Estupenda invitación a la prudencia y al pensamiento crítico, aunque eso de pensar críticamente suela acarrear situaciones incómodas.
Hace algún tiempo, una agrupación de mujeres me invitó a ser comentarista de un foro sobre cuotas de participación política (en planillas de inscripción y postulación). Las organizadoras anticiparon que mi condición de mujer aseguraba per se un apoyo dogmático a la propuesta. Me di cuenta de ello cuando durante mi exposición, la sonrisa amable fue cediendo paso a la sorpresa y luego, a la contrariedad.
No me opuse a su idea, tampoco me proclamé a favor, simplemente agregué otros elementos a la reflexión pues no simpatizo con los dogmas ni los paradigmas, creo que el ser humano se marchita cuando decide abandonarse a verdades, modelos y fórmulas establecidas.

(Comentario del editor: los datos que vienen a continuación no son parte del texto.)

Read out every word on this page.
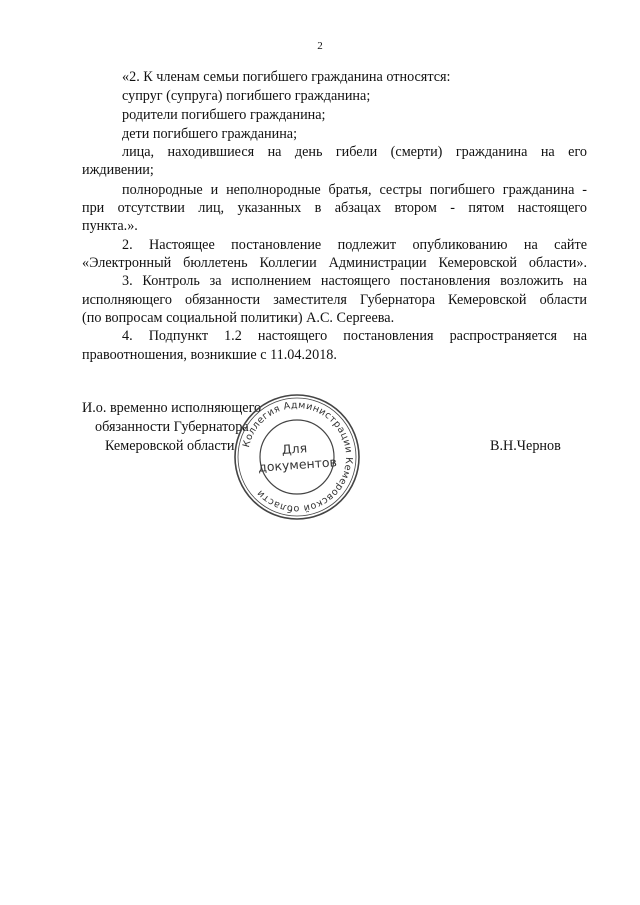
2
«2. К членам семьи погибшего гражданина относятся:
супруг (супруга) погибшего гражданина;
родители погибшего гражданина;
дети погибшего гражданина;
лица, находившиеся на день гибели (смерти) гражданина на его
иждивении;
полнородные и неполнородные братья, сестры погибшего гражданина -
при отсутствии лиц, указанных в абзацах втором - пятом настоящего
пункта.».
2. Настоящее постановление подлежит опубликованию на сайте
«Электронный бюллетень Коллегии Администрации Кемеровской области».
3. Контроль за исполнением настоящего постановления возложить на
исполняющего обязанности заместителя Губернатора Кемеровской области
(по вопросам социальной политики) А.С. Сергеева.
4. Подпункт 1.2 настоящего постановления распространяется на
правоотношения, возникшие с 11.04.2018.
И.о. временно исполняющего
обязанности Губернатора
Кемеровской области	В.Н.Чернов
Коллегия Администрации Кемеровской области
Для
документов
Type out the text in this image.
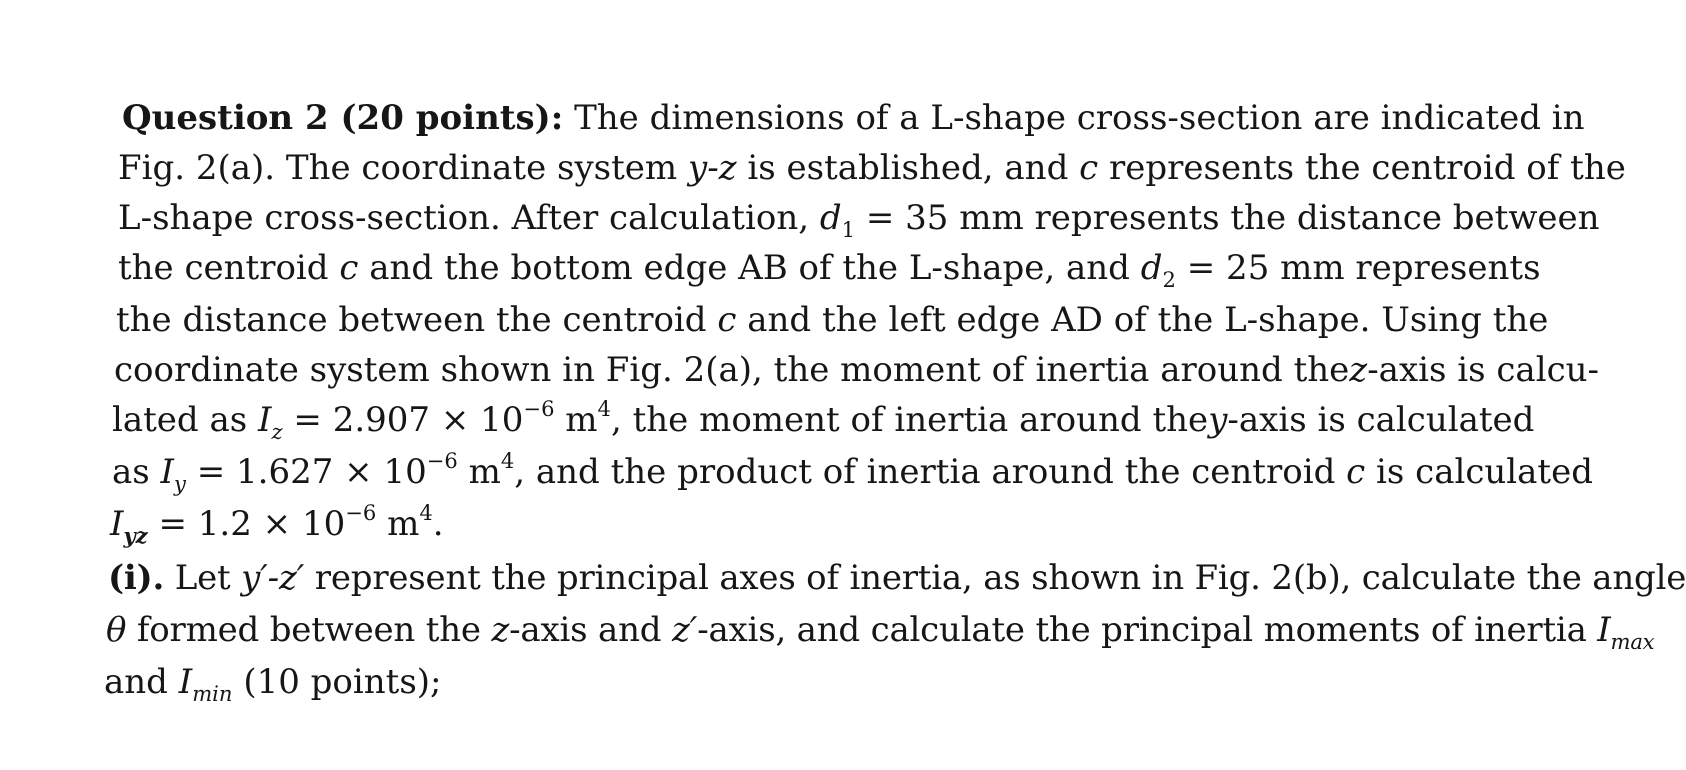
Question 2 (20 points): The dimensions of a L-shape cross-section are indicated in
Fig. 2(a). The coordinate system y-z is established, and c represents the centroid of the
L-shape cross-section. After calculation, $d_1 = 35$ mm represents the distance between
the centroid c and the bottom edge AB of the L-shape, and $d_2 = 25$ mm represents
the distance between the centroid c and the left edge AD of the L-shape. Using the
coordinate system shown in Fig. 2(a), the moment of inertia around thez-axis is calcu-
lated as $I_z = 2.907 \times 10^{-6}$ $m^4$, the moment of inertia around they-axis is calculated
as $I_y = 1.627 \times 10^{-6}$ $m^4$, and the product of inertia around the centroid c is calculated
$I_{yz} = 1.2 \times 10^{-6}$ $m^4$.
(i). Let y′-z′ represent the principal axes of inertia, as shown in Fig. 2(b), calculate the angle
θ formed between the z-axis and z′-axis, and calculate the principal moments of inertia $I_{max}$
and $I_{min}$ (10 points);
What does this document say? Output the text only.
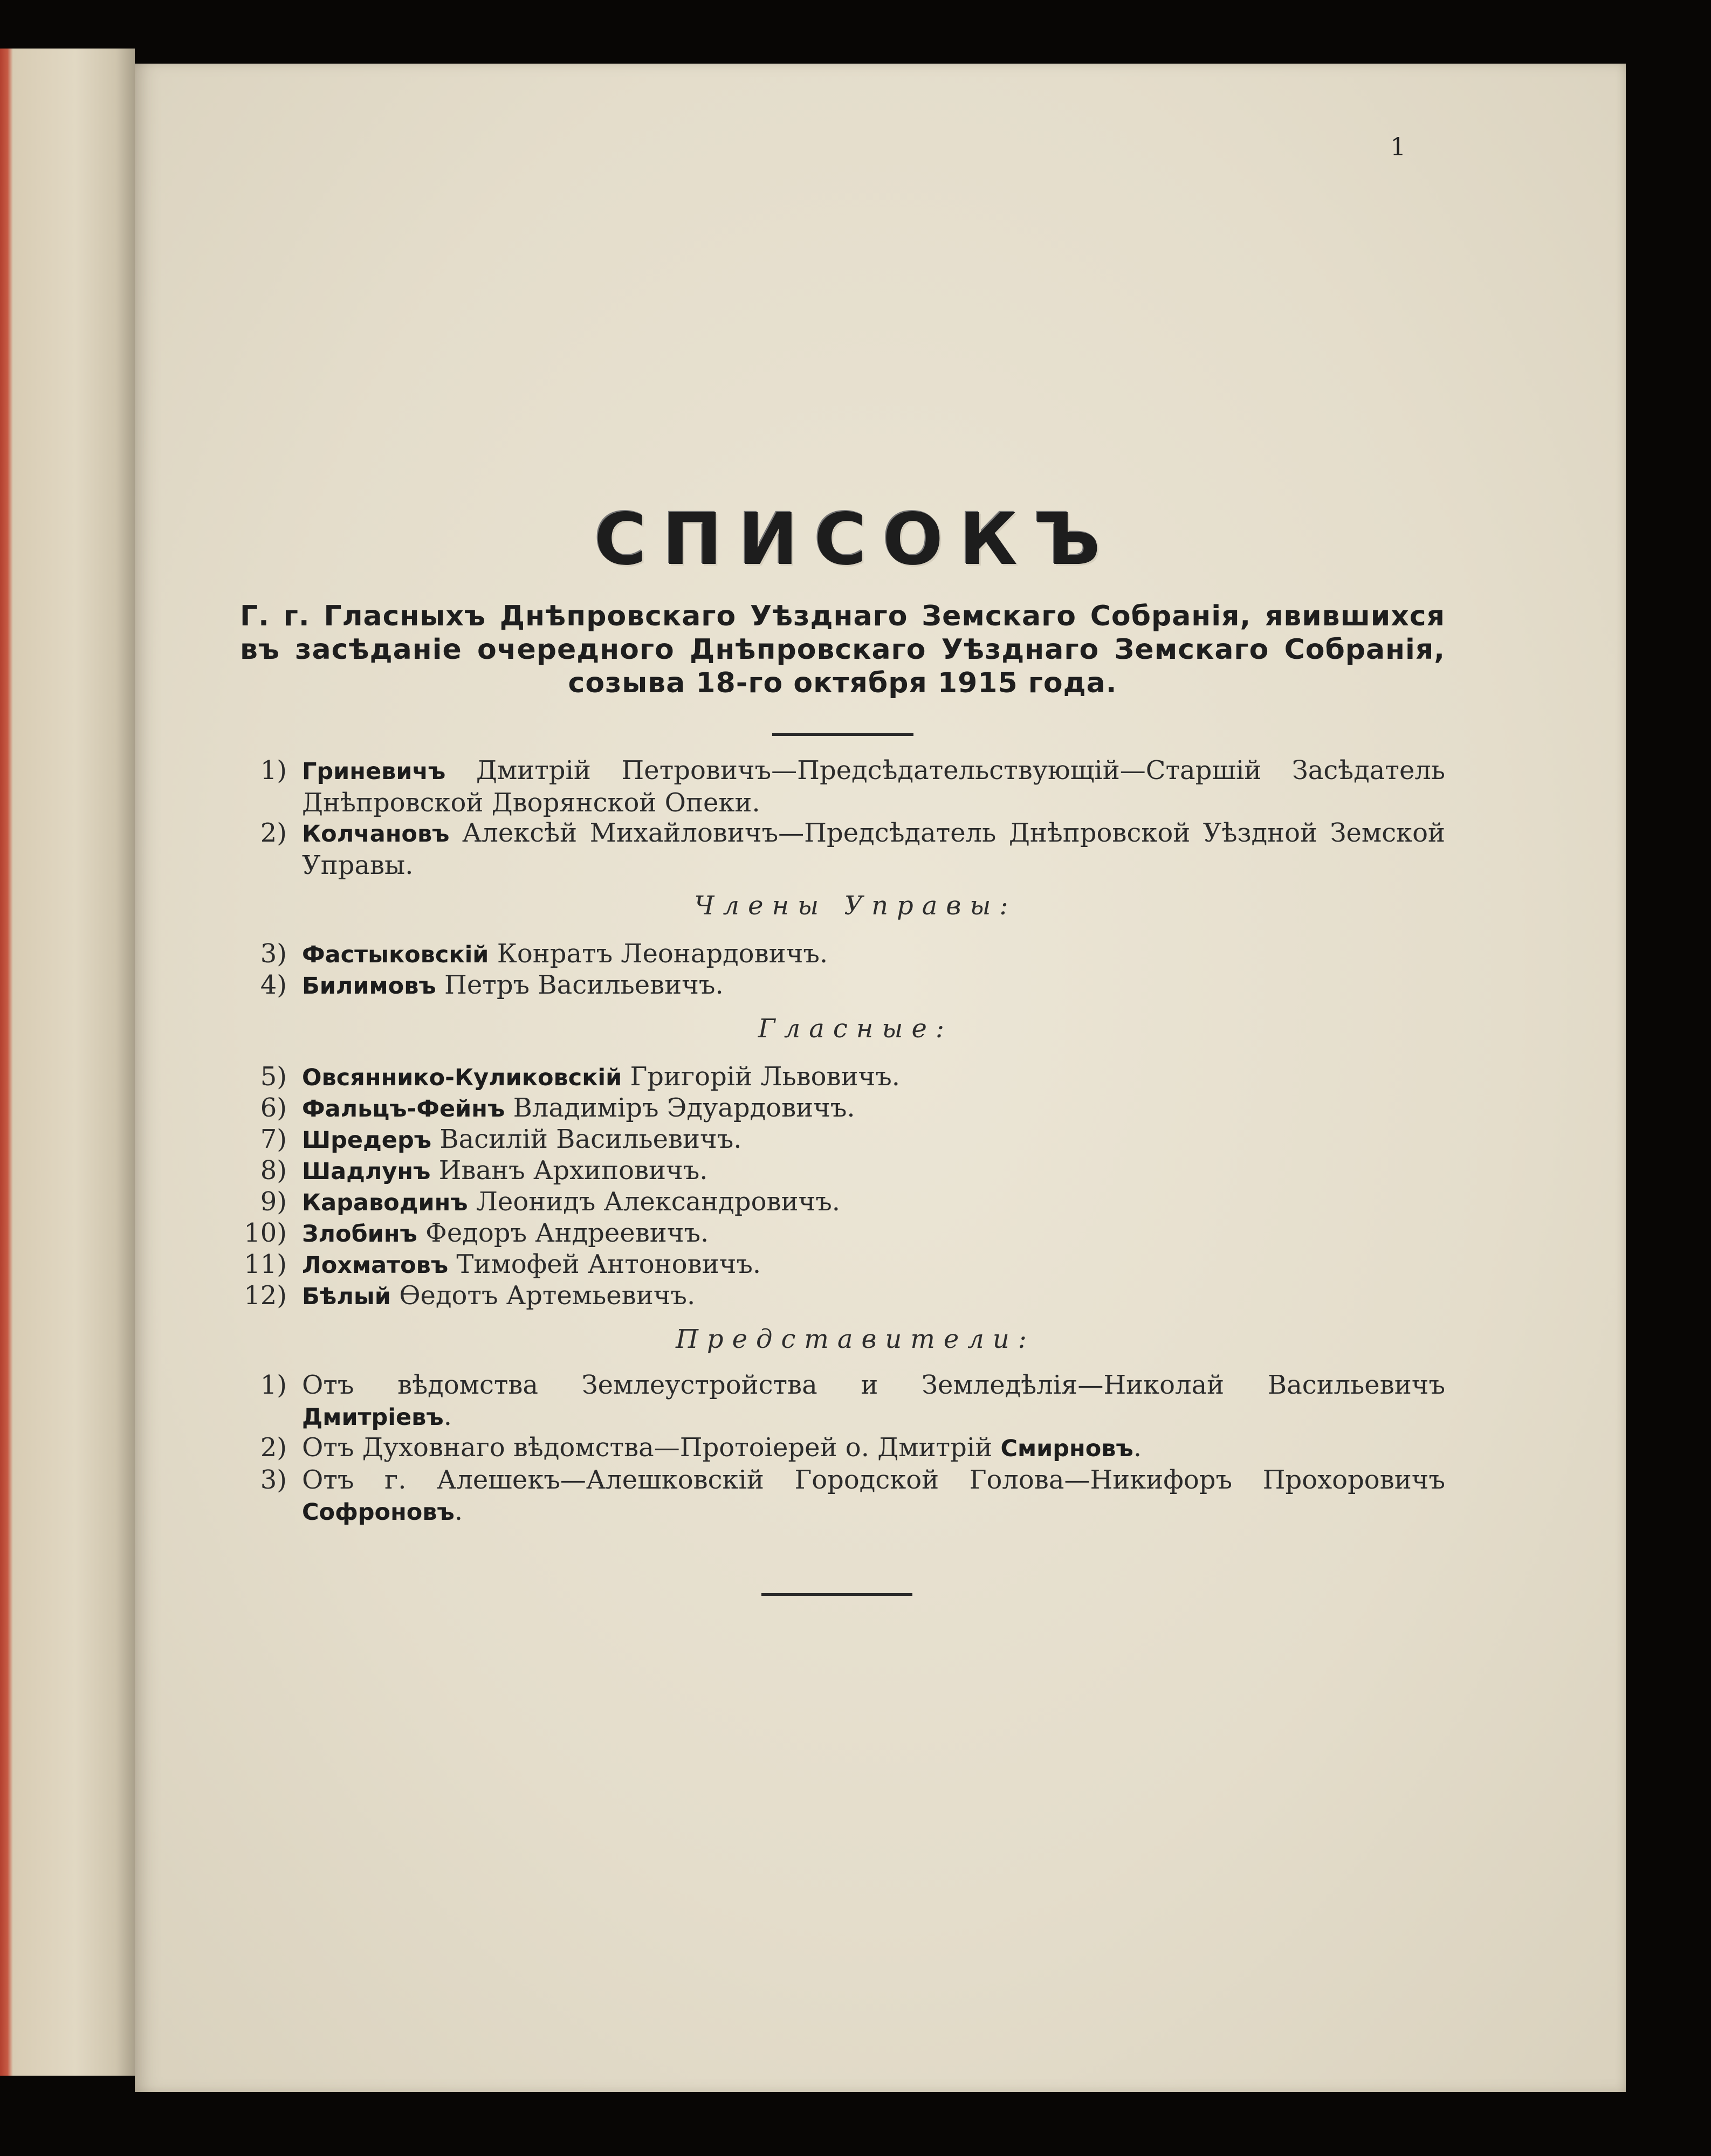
1
СПИСОКЪ
Г. г. Гласныхъ Днѣпровскаго Уѣзднаго Земскаго Собранія, явившихся въ засѣданіе очередного Днѣпровскаго Уѣзднаго Земскаго Собранія, созыва 18-го октября 1915 года.
1) Гриневичъ Дмитрій Петровичъ—Предсѣдательствующій—Старшій Засѣдатель Днѣпровской Дворянской Опеки.
2) Колчановъ Алексѣй Михайловичъ—Предсѣдатель Днѣпровской Уѣздной Земской Управы.
Члены Управы:
3) Фастыковскій Конратъ Леонардовичъ.
4) Билимовъ Петръ Васильевичъ.
Гласные:
5) Овсяннико-Куликовскій Григорій Львовичъ.
6) Фальцъ-Фейнъ Владиміръ Эдуардовичъ.
7) Шредеръ Василій Васильевичъ.
8) Шадлунъ Иванъ Архиповичъ.
9) Караводинъ Леонидъ Александровичъ.
10) Злобинъ Федоръ Андреевичъ.
11) Лохматовъ Тимофей Антоновичъ.
12) Бѣлый Ѳедотъ Артемьевичъ.
Представители:
1) Отъ вѣдомства Землеустройства и Земледѣлія—Николай Васильевичъ
Дмитріевъ.
2) Отъ Духовнаго вѣдомства—Протоіерей о. Дмитрій Смирновъ.
3) Отъ г. Алешекъ—Алешковскій Городской Голова—Никифоръ Прохоровичъ Софроновъ.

Así que, volviendo al tema de las cuotas de participación, mi punto fue el siguiente.
El principio de igualdad es de aplicación universal y de él se desprende el de no discriminación. Es innegable que aunque las normas reconocen este derecho, en la práctica infinidad de veces no se cumple, por eso es que los convenios internacionales admiten la adopción de medidas que garanticen su goce, como las acciones positivas, que pueden ser moderadas (de retribución, concienciación, incentivación) o, las llamadas de discriminación inversa, que crean cuotas reservadas para grupos específicos en ciertos espacios de participación social (empleos, universidades, parlamentos). Sus críticos aducen que estas no eliminan la discriminación sino la invierten.
En todo caso, antes de tomar la decisión de aplicar disposiciones de discriminación inversa es preciso averiguar, ¿Cuál es la fuente de la desigualdad? ¿Es el hecho mismo de ser mujer o indígena? Si la respuesta es Sí, entonces hay justificaciones objetivas y razonables para impulsarlas, estableciendo su temporalidad –mantenerlas solo mientras la situación se corrige– y, sometiéndolas a un estricto escrutinio estatal para evitar extender el mal que pretenden erradicar.
Pero además, hay otro factor que debe considerarse y es el Señor Dinero. Ahora, los cargos públicos y la ubicación en las planillas de postulación están a la venta y este señor no es para nada melindroso, por lo tanto, no hace distinciones de etnia ni género. Quien puede pagar, compra y punto. La solución en este caso debe apuntar a corregir las distorsiones que provoca el financiamiento privado (el mercado) y no a adoptar medidas de discriminación inversa que bien pueden extenderse a otros casos que van más allá de lo racial y el género.
También, debe atenderse a la realidad específica del país. En Guatemala, la insuficiente participación de la mujer e indígenas en política obedece, en buena medida, a factores culturales y a la ausencia de incentivos. Muchas no se involucran por real desinterés y rechazo; otras, porque no es aceptado o socialmente “correcto” que la mujer haga política; están también aquellas cuyos compromisos familiares y laborales se los impide y, quienes aun queriendo, no ven posibilidades reales de hacer carrera en un partido.
Esta y otra información es absolutamente necesaria, para prever el tino y la viabilidad práctica. ¿Es legítimo que los partidos forcen el ejercicio de un “derecho”? ¿Acaso no es esto contradictorio? ¿Podrían cumplir con una disposición de este tipo?
En cuanto al tema étnico, el padrón electoral no incluye esta clasificación ¿y entonces? Además, ¿Qué dicen los indígenas, mayas y garífunas de una medida de esta naturaleza? ¿Representa su legítimo pensar y sentir? ¿Se apega a sus prácticas, deseos y cosmovisión?
Es válido reclamar ¡Ahora me toca a mí!, pero me parece que la salida –siguiendo la reflexión de Mafalda–, es identificar el problema que subyace en la discriminación, para dirigir hacia ahí las soluciones, de lo contrario, perderemos el tiempo tocando la pared con la esperanza de transformarla en una puerta.